Webster's Dictionary defines power as the "possession of control, authority, or influence over others; the ability to act or produce an effect." The Center for the Prevention of Sexual and Domestic Violence speaks of power as command of resources. Most of us have a certain amount of power as a result of any of a number of factors: class, knowledge or information, employment position, creativity, relationships, finances, personal charisma, gender, race, physical size, church role, or spirituality. The crucial distinction that needs to be made is whether that power is being used creatively or destructively.
Richard Foster speaks of creative power, saying that it is "the power that creates, gives life and joy and peace. It is freedom and not bondage, life and not death, transformation and not coercion. The power that creates restores relationship and gives the gift of wholeness to all." When power is used creatively it restores relationships, liberates those who are oppressed, brings inner and outer healing, nurtures confidence, enhances communication, and inspires faith. We all need power in some aspect of our lives. Without power a person feels inadequate, out of control, and lost. Having power gives us a means of making changes in our lives and in our society.
Power can also be used destructively or to hurt. Sexual abuse by a church leader or caregiver is one of the ways in which power becomes destructive. Abuse occurs when there is an imbalance of power and where persons with greater power misuse their power to their own benefit and the detriment of another. In situations of sexual abuse within the church the abusing leader has greater power than the victim, usually in several areas such as gender, leadership position or office, physical size, education, economic and ecclesiastical power. In the church, leaders have enormous power because they are perceived by some to be God's representative. The perpetrator may also have the power of information because church leaders are often privy to information that is shared with very few others.
While perpetrators of abuse have more power than their victims, they sometimes do not feel powerful and most refuse to acknowledge their power. In fact they frequently feel inadequate, overworked, unsupported, ineffective, and powerless (that is, not in control). Therefore, the notion of pastoral power may not be something with which they readily identify. Additionally, within church communities which emphasize the "priesthood of all believers" there is less permission to formally recognize power differentials within the church. The appearance of humility may also be an unacknowledged power, as it has the effect of silencing any criticism and increasing a leader's power. This inability to identify the power difference is dangerous; when pastors have difficulty acknowledging their power they stand in greater danger of abusing it.
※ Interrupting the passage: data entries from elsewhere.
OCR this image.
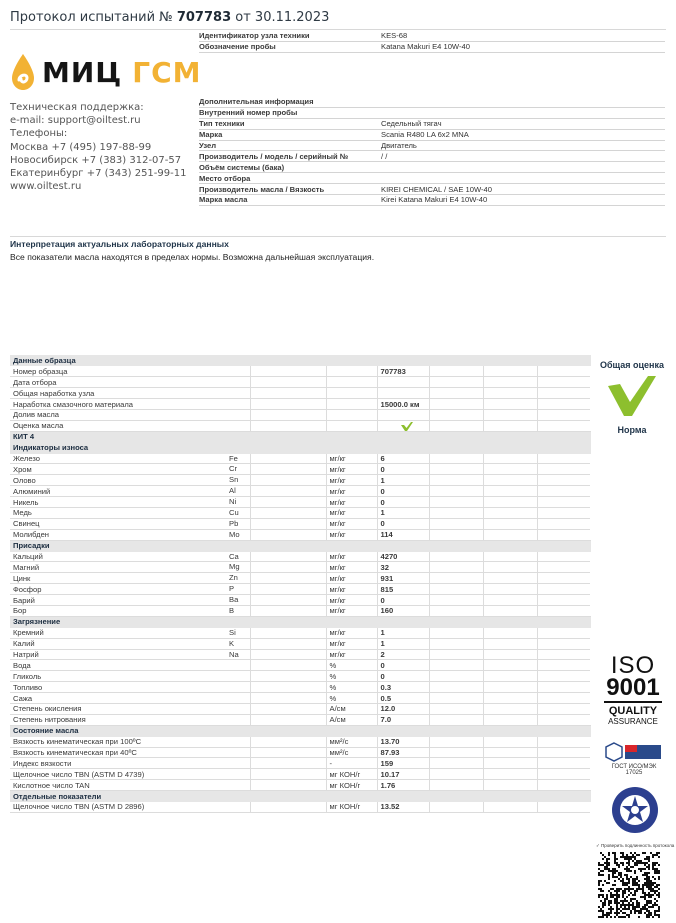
Протокол испытаний № 707783 от 30.11.2023
МИЦ ГСМ
Техническая поддержка:
e-mail: support@oiltest.ru
Телефоны:
Москва +7 (495) 197-88-99
Новосибирск +7 (383) 312-07-57
Екатеринбург +7 (343) 251-99-11
www.oiltest.ru
Идентификатор узла техники	KES-68
Обозначение пробы	Katana Makuri E4 10W-40
Дополнительная информация
Внутренний номер пробы
Тип техники	Седельный тягач
Марка	Scania R480 LA 6x2 MNA
Узел	Двигатель
Производитель / модель / серийный №	/ /
Объём системы (бака)
Место отбора
Производитель масла / Вязкость	KIREI CHEMICAL / SAE 10W-40
Марка масла	Kirei Katana Makuri E4 10W-40
Интерпретация актуальных лабораторных данных
Все показатели масла находятся в пределах нормы. Возможна дальнейшая эксплуатация.
Данные образца						
Номер образца			707783			
Дата отбора						
Общая наработка узла						
Наработка смазочного материала			15000.0 км			
Долив масла						
Оценка масла						
КИТ 4						
Индикаторы износа						
Железо Fe		мг/кг	6			
Хром Cr		мг/кг	0			
Олово Sn		мг/кг	1			
Алюминий Al		мг/кг	0			
Никель Ni		мг/кг	0			
Медь Cu		мг/кг	1			
Свинец Pb		мг/кг	0			
Молибден Mo		мг/кг	114			
Присадки						
Кальций Ca		мг/кг	4270			
Магний Mg		мг/кг	32			
Цинк Zn		мг/кг	931			
Фосфор P		мг/кг	815			
Барий Ba		мг/кг	0			
Бор B		мг/кг	160			
Загрязнение						
Кремний Si		мг/кг	1			
Калий K		мг/кг	1			
Натрий Na		мг/кг	2			
Вода		%	0			
Гликоль		%	0			
Топливо		%	0.3			
Сажа		%	0.5			
Степень окисления		А/см	12.0			
Степень нитрования		А/см	7.0			
Состояние масла						
Вязкость кинематическая при 100ºС		мм²/с	13.70			
Вязкость кинематическая при 40ºС		мм²/с	87.93			
Индекс вязкости		-	159			
Щелочное число TBN (ASTM D 4739)		мг КОН/г	10.17			
Кислотное число TAN		мг КОН/г	1.76			
Отдельные показатели						
Щелочное число TBN (ASTM D 2896)		мг КОН/г	13.52			
Общая оценка
Норма
ISO
9001
QUALITY
ASSURANCE
ГОСТ ИСО/МЭК 17025
✓ Проверить подлинность протокола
A power imbalance is easily sexualized or eroticized. Carolyn Holderread Heggen notes that "The imbalance of power between men and women has become eroticized in our culture. Many persons find male power and female powerlessness sexually arousing. In general, men are sexually attracted to females who are younger, smaller, and less powerful than themselves. Women tend to be attracted to males who are older, larger, and more powerful. Male clergy have a great imbalance of power over their congregations, which are often predominately women, therefore, the stage is set for a sexually inapproprate expression of this power differential." Peter Rutter adds that "because men so often control a woman's future - and her physical, psychological, spiritual, economic or intellectual well-being - the mere presence of sexual innuendo from a man who has power over her can determine whether she experiences her femininity as a force to be valued and respected or as a commodity to be exploited."
In other instances, misuses of power can be sexualized in situations that begin as mentoring. This could happen in the case of an older man or woman taking an interest in a younger person of either sex for the purpose of encouraging that youth's development. A youth activity that begins as play can become a context for misusing power and authority when the youth leader does not understand that they have power by virtue of their difference in age and authority.
Because of the power imbalance, the leader always has the responsibility to protect the boundaries of the relationship. The person with the greater power must act in the best interests of the person with lesser power. This holds true even when the person with less power makes sexualizewd advances. A person in leadership is the keeper of a trust and, as such, is responsible to ensure that no sexualized behaviour occurs, no matter what the level of provocation or apparent consent. (Peter Rutter)
This article was written by Heather Block as part of the Advocacy Training Manual - Advocating for Survivors of Sexual Abuse by a Church Leader or Caregiver. Published by the Mennonite Central Committee Canada Women's Concerns. 1996,2000. Used by permission.